DirectionMechanismWhen
C# → UI[BridgeState] Observable propertiesWhenever .Value changes
UI → C#[BridgeAction] methodsWhenever the UI calls bridge.actions.foo(...)
C# → UI[BridgeEvent] Event propertiesWhenever C# calls .Fire(payload)

Each member of your bridge class falls into one of these three buckets.

State

State is reactive. You declare it once with an initial value; the UI sees a typed Solid signal-like accessor.

C#
[BridgeState]
public Observable<float> Health { get; } = new(100f);
// later, on damage:
Health.Value = Mathf.Max(0f, Health.Value - 10f);
TS
const bridge = useBridge()
// reactive — re-renders when Health changes
bridge.state.health // number

The source generator names match by convention: C# Health becomes TS health. Acronyms (e.g. HUD, UI) follow C# casing — HudVisible becomes hudVisible.

Container types

Beyond scalar observables, Loom provides:

  • ObservableList — reactive list. UI sees array-like access with fine-grained reactivity (single-item changes don’t re-render the whole list).
  • Nested DTO classes. Properties of a [Bridge] class can be POCOs with their own Observable properties. The generated TS types nest the same way.
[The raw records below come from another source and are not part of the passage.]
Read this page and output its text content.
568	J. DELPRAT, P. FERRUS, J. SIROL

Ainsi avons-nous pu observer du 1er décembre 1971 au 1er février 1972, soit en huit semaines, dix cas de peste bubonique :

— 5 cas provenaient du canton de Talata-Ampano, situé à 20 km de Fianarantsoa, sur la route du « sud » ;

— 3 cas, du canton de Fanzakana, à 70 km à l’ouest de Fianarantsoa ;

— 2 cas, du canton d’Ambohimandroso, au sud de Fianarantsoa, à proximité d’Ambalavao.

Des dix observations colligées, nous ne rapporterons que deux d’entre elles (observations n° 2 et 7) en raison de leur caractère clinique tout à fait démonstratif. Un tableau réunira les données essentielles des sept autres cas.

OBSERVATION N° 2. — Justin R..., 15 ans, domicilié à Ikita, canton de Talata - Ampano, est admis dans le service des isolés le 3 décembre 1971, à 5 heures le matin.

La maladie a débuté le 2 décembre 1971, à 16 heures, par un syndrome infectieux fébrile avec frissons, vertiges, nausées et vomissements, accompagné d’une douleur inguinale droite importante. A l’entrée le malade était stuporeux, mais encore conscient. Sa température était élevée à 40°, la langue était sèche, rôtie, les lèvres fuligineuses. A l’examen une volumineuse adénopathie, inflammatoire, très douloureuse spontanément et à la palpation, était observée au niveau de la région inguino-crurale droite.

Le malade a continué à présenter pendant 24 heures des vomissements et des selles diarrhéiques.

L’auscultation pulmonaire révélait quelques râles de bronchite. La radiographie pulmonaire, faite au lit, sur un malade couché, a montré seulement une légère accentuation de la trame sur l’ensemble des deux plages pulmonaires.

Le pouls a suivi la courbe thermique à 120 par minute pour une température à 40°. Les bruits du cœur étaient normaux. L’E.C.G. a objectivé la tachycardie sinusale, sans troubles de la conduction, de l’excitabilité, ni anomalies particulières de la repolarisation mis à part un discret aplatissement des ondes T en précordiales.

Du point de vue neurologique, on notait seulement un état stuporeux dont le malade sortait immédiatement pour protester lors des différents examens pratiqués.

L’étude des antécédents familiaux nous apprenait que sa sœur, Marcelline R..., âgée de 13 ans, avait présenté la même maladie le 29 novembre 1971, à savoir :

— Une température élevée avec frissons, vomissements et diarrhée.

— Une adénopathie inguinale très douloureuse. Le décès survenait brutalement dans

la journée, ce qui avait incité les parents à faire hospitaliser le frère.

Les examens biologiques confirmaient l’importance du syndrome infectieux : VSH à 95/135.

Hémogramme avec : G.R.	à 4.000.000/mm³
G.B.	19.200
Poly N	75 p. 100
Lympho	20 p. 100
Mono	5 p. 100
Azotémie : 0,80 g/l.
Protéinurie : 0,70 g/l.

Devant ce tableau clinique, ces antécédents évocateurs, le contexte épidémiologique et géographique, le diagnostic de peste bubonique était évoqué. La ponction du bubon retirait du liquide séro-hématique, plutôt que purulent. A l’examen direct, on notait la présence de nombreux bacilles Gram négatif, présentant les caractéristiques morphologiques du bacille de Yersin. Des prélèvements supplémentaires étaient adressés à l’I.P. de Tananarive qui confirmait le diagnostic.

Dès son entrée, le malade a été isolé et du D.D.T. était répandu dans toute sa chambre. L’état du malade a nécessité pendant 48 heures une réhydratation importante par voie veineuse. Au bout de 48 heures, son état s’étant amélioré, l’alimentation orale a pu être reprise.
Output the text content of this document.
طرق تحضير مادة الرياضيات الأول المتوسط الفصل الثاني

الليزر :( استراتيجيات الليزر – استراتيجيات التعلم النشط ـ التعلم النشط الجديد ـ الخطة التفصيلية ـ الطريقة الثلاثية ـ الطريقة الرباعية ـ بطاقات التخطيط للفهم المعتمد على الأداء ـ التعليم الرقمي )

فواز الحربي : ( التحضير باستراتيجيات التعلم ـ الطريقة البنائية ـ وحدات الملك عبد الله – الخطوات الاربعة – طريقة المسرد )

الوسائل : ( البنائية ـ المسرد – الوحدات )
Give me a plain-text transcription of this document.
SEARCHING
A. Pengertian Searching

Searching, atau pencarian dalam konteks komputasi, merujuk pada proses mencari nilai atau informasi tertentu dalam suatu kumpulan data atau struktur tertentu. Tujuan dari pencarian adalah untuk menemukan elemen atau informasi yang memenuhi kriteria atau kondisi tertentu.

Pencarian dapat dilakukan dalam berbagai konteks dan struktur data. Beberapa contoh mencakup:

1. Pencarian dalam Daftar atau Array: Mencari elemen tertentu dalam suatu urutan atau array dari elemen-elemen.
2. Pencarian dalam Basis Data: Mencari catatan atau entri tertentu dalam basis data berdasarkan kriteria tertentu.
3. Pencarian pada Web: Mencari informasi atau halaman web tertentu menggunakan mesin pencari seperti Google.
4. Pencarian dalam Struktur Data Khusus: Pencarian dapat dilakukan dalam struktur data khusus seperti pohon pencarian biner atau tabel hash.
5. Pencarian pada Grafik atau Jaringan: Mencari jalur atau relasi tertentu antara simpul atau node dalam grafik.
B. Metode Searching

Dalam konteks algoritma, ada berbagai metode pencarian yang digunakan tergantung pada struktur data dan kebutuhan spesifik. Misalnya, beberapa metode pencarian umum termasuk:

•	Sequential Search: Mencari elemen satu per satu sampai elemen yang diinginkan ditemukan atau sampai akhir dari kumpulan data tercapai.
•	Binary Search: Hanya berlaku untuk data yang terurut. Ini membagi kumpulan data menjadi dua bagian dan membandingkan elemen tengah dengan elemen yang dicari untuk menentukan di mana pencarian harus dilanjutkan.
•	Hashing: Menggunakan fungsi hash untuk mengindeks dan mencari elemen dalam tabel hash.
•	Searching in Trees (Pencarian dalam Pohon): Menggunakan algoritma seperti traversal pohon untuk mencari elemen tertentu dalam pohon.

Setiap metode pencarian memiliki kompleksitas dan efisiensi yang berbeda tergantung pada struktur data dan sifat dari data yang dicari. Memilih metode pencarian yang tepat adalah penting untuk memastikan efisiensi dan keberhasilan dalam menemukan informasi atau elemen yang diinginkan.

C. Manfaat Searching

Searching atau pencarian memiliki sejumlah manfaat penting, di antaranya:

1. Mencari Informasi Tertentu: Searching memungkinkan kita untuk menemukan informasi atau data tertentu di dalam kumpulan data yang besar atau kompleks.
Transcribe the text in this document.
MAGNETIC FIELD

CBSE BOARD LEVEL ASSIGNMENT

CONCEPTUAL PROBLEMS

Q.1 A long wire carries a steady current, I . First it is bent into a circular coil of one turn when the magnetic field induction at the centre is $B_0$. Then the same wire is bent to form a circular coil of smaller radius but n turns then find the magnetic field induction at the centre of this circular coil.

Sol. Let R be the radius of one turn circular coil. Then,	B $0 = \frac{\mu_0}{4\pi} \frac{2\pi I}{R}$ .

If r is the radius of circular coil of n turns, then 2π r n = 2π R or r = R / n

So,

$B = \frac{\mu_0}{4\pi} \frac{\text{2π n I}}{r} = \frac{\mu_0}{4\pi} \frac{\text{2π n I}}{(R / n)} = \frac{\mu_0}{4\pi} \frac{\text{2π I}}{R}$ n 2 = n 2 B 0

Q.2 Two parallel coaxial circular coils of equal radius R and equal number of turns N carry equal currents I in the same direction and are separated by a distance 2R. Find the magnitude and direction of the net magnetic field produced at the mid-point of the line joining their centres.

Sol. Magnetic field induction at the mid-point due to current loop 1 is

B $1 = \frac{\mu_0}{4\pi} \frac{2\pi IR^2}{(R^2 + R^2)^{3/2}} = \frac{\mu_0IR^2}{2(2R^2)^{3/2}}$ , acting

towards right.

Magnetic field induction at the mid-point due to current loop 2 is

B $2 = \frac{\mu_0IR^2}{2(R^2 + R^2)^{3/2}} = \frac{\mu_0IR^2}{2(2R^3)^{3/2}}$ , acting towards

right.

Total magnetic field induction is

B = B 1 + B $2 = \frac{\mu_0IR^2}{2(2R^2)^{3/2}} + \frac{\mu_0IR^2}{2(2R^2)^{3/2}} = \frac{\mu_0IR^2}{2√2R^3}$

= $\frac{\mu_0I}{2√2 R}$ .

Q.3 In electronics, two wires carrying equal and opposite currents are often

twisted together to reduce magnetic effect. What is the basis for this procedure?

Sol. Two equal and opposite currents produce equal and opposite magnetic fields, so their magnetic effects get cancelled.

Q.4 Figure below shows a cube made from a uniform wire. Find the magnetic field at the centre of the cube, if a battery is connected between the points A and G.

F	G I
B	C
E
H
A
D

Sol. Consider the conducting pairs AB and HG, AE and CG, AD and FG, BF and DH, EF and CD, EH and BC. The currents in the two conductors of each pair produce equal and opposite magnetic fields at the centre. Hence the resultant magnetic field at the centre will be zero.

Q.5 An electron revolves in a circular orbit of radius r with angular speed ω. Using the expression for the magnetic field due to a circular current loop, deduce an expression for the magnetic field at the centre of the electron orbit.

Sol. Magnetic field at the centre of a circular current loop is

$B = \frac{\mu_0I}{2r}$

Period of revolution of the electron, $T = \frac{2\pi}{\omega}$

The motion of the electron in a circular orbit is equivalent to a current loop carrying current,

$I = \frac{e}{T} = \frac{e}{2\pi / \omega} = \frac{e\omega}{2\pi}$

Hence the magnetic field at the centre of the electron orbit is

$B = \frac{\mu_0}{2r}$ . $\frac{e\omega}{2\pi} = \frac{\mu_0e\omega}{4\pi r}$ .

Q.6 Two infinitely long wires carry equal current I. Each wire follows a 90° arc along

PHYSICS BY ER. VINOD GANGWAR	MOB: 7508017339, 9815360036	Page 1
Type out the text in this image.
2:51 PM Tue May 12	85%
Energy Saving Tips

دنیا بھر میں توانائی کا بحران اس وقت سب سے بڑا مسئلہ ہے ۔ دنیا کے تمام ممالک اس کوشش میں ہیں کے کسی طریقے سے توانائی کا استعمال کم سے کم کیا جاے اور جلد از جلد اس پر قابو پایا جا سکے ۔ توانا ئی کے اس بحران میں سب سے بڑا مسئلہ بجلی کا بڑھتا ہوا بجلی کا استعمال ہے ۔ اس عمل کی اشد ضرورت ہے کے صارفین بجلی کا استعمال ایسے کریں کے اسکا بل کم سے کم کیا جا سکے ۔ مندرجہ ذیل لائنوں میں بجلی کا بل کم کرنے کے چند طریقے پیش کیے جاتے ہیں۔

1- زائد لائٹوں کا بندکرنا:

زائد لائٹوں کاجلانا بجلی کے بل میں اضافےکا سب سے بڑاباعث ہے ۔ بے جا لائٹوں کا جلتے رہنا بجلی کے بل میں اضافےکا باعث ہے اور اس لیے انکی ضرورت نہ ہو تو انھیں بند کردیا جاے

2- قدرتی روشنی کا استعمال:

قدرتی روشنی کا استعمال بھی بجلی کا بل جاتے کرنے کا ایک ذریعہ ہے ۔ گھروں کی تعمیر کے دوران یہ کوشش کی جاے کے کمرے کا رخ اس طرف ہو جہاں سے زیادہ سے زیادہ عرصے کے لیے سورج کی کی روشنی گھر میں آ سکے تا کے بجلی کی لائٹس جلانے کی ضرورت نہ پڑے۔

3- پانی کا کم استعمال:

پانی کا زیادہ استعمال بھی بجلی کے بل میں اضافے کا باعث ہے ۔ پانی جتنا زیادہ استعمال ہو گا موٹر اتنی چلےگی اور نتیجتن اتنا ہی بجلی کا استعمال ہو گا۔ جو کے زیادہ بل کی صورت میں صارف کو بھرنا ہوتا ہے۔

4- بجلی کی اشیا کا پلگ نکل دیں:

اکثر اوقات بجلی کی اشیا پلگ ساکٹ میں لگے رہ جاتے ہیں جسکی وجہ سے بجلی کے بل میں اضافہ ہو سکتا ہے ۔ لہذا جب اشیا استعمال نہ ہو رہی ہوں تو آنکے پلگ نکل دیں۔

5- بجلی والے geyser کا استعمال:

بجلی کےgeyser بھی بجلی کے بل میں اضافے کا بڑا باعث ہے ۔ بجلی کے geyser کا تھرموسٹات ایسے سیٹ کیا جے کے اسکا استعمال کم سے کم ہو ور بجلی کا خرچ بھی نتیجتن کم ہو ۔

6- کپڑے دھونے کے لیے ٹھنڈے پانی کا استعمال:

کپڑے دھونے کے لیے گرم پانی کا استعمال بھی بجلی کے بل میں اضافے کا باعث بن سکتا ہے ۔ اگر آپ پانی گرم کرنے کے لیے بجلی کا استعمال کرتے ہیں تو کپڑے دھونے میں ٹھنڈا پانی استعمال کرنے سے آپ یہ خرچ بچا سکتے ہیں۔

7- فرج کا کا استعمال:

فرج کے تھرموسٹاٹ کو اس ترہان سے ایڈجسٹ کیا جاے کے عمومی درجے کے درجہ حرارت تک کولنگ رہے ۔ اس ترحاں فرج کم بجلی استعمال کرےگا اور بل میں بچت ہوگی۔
See the Observable and Event reference for the exact runtime semantics.

Actions

Actions are methods. The UI calls them; C# executes them on the main thread during the next pump.

C#
[BridgeAction]
public void TakeDamage(float amount) {
Health.Value = Mathf.Max(0f, Health.Value - amount);
}
TS
bridge.actions.takeDamage(10)

Actions are fire-and-forget; they don’t return values to the UI. If your UI needs the result of an action, the action should mutate state — which the UI sees reactively.

Events

Events are one-shot fan-outs. C# fires them; the UI listens.

C#
[BridgeEvent]
public Event<DamageEvent> Damaged { get; } = new();
// later:
Damaged.Fire(new DamageEvent { Amount = 10, IsCritical = true });
TS
import { onEvent } from '@loomgui/bridge'
onEvent('damaged', (e) => {
// e: { amount: number; isCritical: boolean }
flashRed()
})

Events carry typed payloads. The DTO class (DamageEvent above) is a plain C# class with [Serializable]-style fields — the source generator picks up its shape and types the TS callback parameter.

See the DTO conventions reference for the rules.

Example: the sample HUD

The in-repo Unity sample’s unity/sample/Assets/Scripts/SampleBridge.cs puts all three together in ~30 lines. Its unity/sample/UI/src/screens/Hud.tsx shows the matching Solid component.